Со временем я научилась обращаться с Флегетоном, но Джайлс так и не заметил прогресса, которого я добилась. Он никогда не рассказывал мне ничего интересного, даже если мог. Через несколько дней после моего перехода на новую работу, когда я возилась с цветами в оранжерее, я случайно услышала, как Джайлс говорит Пирсу: «Не думаю, что мы настолько богаты, чтобы снабжать безмозглых стажерок карманными деньгами. Не спорю, она симпатична…» Меня ужасно обидели его слова. Хотя, с другой стороны, Джайлс назвал меня симпатичной. Он всегда относился ко мне с величайшим презрением. Словно я была отталкивающе уродливой. Неделю после этого случая я не выходила из дому. Я прочитала поэму «Волшебная королева» и одолела три пьесы Бена Джонсона. Многое было непонятно. К тому же я заработала жуткую головную боль – в моей квартире не было электричества. Но польза во всем этом, несомненно, была.
Я не могла не быть непрактичной. Меня воспитывала тетя. В доме был целый штат прислуги: повар, дворецкий, три горничные и гардеробщик. До двадцати лет мне ни разу не пришлось стирать свои чулки. Но вдруг тетя решила, что я должна «выйти в люди» и заботиться о себе самостоятельно. Она уверяла меня, что думает исключительно о моем благе. Я знала наверняка, что моя дорогая тетя сделает все, если это на самом деле для моего блага.
– Не забудь опустить эту… эту… маленькую штуку, которая не дает воде сбежать. – Я хотела быть полезной, но, глядя на то, как Джайлс раздувает ноздри, поняла, что только раздражаю его.
– Что это за хлам там, на балконе? Выглядит, как дохлый голубь.
– Это, наверное, джем. Хозяин моей квартиры приготовил пудинг. Он замечательный повар. Самый лучший из тех, кого я знаю. А я совсем не умею готовить. Увидев, что я ем на ужин разогретые полуфабрикаты, он выбросил их в окно. Я очень люблю готовые обеды, но он сказал, что не потерпит их в доме. С тех пор он всегда делает ужин на двоих. Он очень добрый, правда, бывает на редкость эксцентричным…
– Почему ты не вытираешь пыль? – прервал меня Джайлс. Я видела, что мой рассказ злит его, но не знала, в чем причина. Джайлса было гораздо труднее понять, чем Пирса. Каждое слово, сказанное Пирсом, каждое его движение имело своей целью получение немедленного удовольствия.

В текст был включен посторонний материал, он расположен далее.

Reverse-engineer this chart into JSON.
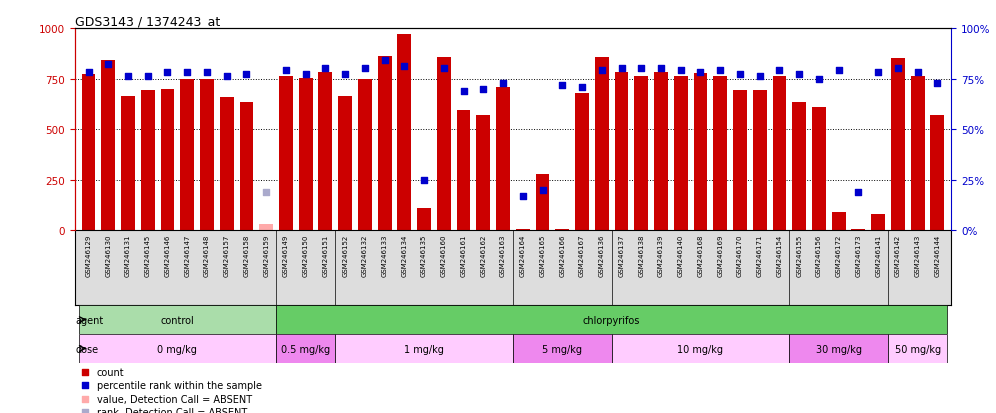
{
  "title": "GDS3143 / 1374243_at",
  "samples": [
    "GSM246129",
    "GSM246130",
    "GSM246131",
    "GSM246145",
    "GSM246146",
    "GSM246147",
    "GSM246148",
    "GSM246157",
    "GSM246158",
    "GSM246159",
    "GSM246149",
    "GSM246150",
    "GSM246151",
    "GSM246152",
    "GSM246132",
    "GSM246133",
    "GSM246134",
    "GSM246135",
    "GSM246160",
    "GSM246161",
    "GSM246162",
    "GSM246163",
    "GSM246164",
    "GSM246165",
    "GSM246166",
    "GSM246167",
    "GSM246136",
    "GSM246137",
    "GSM246138",
    "GSM246139",
    "GSM246140",
    "GSM246168",
    "GSM246169",
    "GSM246170",
    "GSM246171",
    "GSM246154",
    "GSM246155",
    "GSM246156",
    "GSM246172",
    "GSM246173",
    "GSM246141",
    "GSM246142",
    "GSM246143",
    "GSM246144"
  ],
  "bar_values": [
    770,
    840,
    665,
    695,
    700,
    750,
    750,
    660,
    635,
    30,
    760,
    755,
    780,
    665,
    750,
    860,
    970,
    110,
    855,
    595,
    570,
    710,
    5,
    280,
    5,
    680,
    855,
    780,
    760,
    780,
    760,
    775,
    760,
    695,
    695,
    760,
    635,
    610,
    90,
    5,
    80,
    850,
    760,
    570
  ],
  "bar_absent": [
    false,
    false,
    false,
    false,
    false,
    false,
    false,
    false,
    false,
    true,
    false,
    false,
    false,
    false,
    false,
    false,
    false,
    false,
    false,
    false,
    false,
    false,
    false,
    false,
    false,
    false,
    false,
    false,
    false,
    false,
    false,
    false,
    false,
    false,
    false,
    false,
    false,
    false,
    false,
    false,
    false,
    false,
    false,
    false
  ],
  "rank_values": [
    78,
    82,
    76,
    76,
    78,
    78,
    78,
    76,
    77,
    19,
    79,
    77,
    80,
    77,
    80,
    84,
    81,
    25,
    80,
    69,
    70,
    73,
    17,
    20,
    72,
    71,
    79,
    80,
    80,
    80,
    79,
    78,
    79,
    77,
    76,
    79,
    77,
    75,
    79,
    19,
    78,
    80,
    78,
    73
  ],
  "rank_absent": [
    false,
    false,
    false,
    false,
    false,
    false,
    false,
    false,
    false,
    true,
    false,
    false,
    false,
    false,
    false,
    false,
    false,
    false,
    false,
    false,
    false,
    false,
    false,
    false,
    false,
    false,
    false,
    false,
    false,
    false,
    false,
    false,
    false,
    false,
    false,
    false,
    false,
    false,
    false,
    false,
    false,
    false,
    false,
    false
  ],
  "bar_color": "#cc0000",
  "bar_absent_color": "#ffaaaa",
  "rank_color": "#0000cc",
  "rank_absent_color": "#aaaacc",
  "ylim_left": [
    0,
    1000
  ],
  "ylim_right": [
    0,
    100
  ],
  "yticks_left": [
    0,
    250,
    500,
    750,
    1000
  ],
  "yticks_right": [
    0,
    25,
    50,
    75,
    100
  ],
  "ytick_labels_left": [
    "0",
    "250",
    "500",
    "750",
    "1000"
  ],
  "ytick_labels_right": [
    "0%",
    "25%",
    "50%",
    "75%",
    "100%"
  ],
  "agent_groups": [
    {
      "label": "control",
      "color": "#aaddaa",
      "start": 0,
      "end": 9
    },
    {
      "label": "chlorpyrifos",
      "color": "#66cc66",
      "start": 10,
      "end": 43
    }
  ],
  "dose_groups": [
    {
      "label": "0 mg/kg",
      "color": "#ffccff",
      "start": 0,
      "end": 9
    },
    {
      "label": "0.5 mg/kg",
      "color": "#ee88ee",
      "start": 10,
      "end": 12
    },
    {
      "label": "1 mg/kg",
      "color": "#ffccff",
      "start": 13,
      "end": 21
    },
    {
      "label": "5 mg/kg",
      "color": "#ee88ee",
      "start": 22,
      "end": 26
    },
    {
      "label": "10 mg/kg",
      "color": "#ffccff",
      "start": 27,
      "end": 35
    },
    {
      "label": "30 mg/kg",
      "color": "#ee88ee",
      "start": 36,
      "end": 40
    },
    {
      "label": "50 mg/kg",
      "color": "#ffccff",
      "start": 41,
      "end": 43
    }
  ],
  "legend_items": [
    {
      "label": "count",
      "color": "#cc0000"
    },
    {
      "label": "percentile rank within the sample",
      "color": "#0000cc"
    },
    {
      "label": "value, Detection Call = ABSENT",
      "color": "#ffaaaa"
    },
    {
      "label": "rank, Detection Call = ABSENT",
      "color": "#aaaacc"
    }
  ],
  "background_color": "#ffffff",
  "bar_width": 0.7,
  "xtick_bg": "#dddddd"
}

– Стол служит только для одной цели, – продолжил Джайлс с холодным сарказмом. – Писать на нем любовные записки очень экономно и даже живописно, но вряд ли посетителям интересно узнать, что ты «маленькая cocotte» [1]1
Cocotte – кокотка, женщина легкого поведения. ( Здесь и далее примеч. пер., если не указано иное.).
[Закрыть]и что Пирс сегодня будет ждать тебя в Шафтсбери [2]2
Шафтсбери – район в Лондоне.
[Закрыть].
Пирс часто оставлял для меня записки, написанные пальцем на пыльном столе в зале заседаний. Джайлс терпеть этого не мог. Он был помешан на чистоте и гигиене. Пирс сказал как-то, что Джайлс скрытый гомосексуалист, но я думала, что это добротное крестьянское нутро дает себя знать. Мать Джайлса, вдова, жила в Уорсинге, на маленькой вилле, названной «Тополя». Пирс посмеивался над усилиями Джайлса порвать со своим прошлым, я же всегда восхищалась теми, кто стремился достичь большего. Может быть, потому что отчаянно желала этого сама.

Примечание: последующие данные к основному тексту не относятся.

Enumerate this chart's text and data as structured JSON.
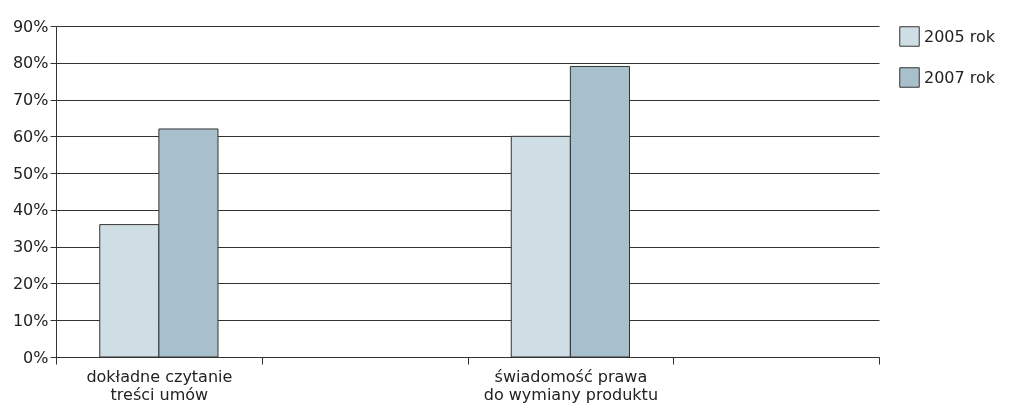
{
  "chart_data": {
    "type": "bar",
    "categories": [
      "dokładne czytanie treści umów",
      null,
      "świadomość prawa do wymiany produktu",
      null
    ],
    "series": [
      {
        "name": "2005 rok",
        "color": "#cfdde4",
        "values": [
          36,
          null,
          60,
          null
        ]
      },
      {
        "name": "2007 rok",
        "color": "#a8bfcc",
        "values": [
          62,
          null,
          79,
          null
        ]
      }
    ],
    "ylim": [
      0,
      90
    ],
    "yticks": [
      {
        "value": 0,
        "label": "0%"
      },
      {
        "value": 10,
        "label": "10%"
      },
      {
        "value": 20,
        "label": "20%"
      },
      {
        "value": 30,
        "label": "30%"
      },
      {
        "value": 40,
        "label": "40%"
      },
      {
        "value": 50,
        "label": "50%"
      },
      {
        "value": 60,
        "label": "60%"
      },
      {
        "value": 70,
        "label": "70%"
      },
      {
        "value": 80,
        "label": "80%"
      },
      {
        "value": 90,
        "label": "90%"
      }
    ],
    "grid": "y",
    "legend": "right"
  }
}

Джайлс делал все немного чересчур. Его костюмы были слишком отглажены, туфли слишком начищены. Его гласные были настолько четкими, что иногда их трудно было понять, и тогда Джайлс сердился. Напротив, Пирс часто выглядел неопрятно. Его произношение не всегда было безупречным, а речь была густо приправлена нецензурными словами. Пирса мало волновало, что люди думают о нем. Он говорил, что Джайлс денди и поэтому его никогда не будут воспринимать как представителя высшего класса. Когда я сказала Пирсу, что для меня не важно, к какому классу принадлежит Джайлс, он ответил, что я еще ребенок и мне всему предстоит научиться.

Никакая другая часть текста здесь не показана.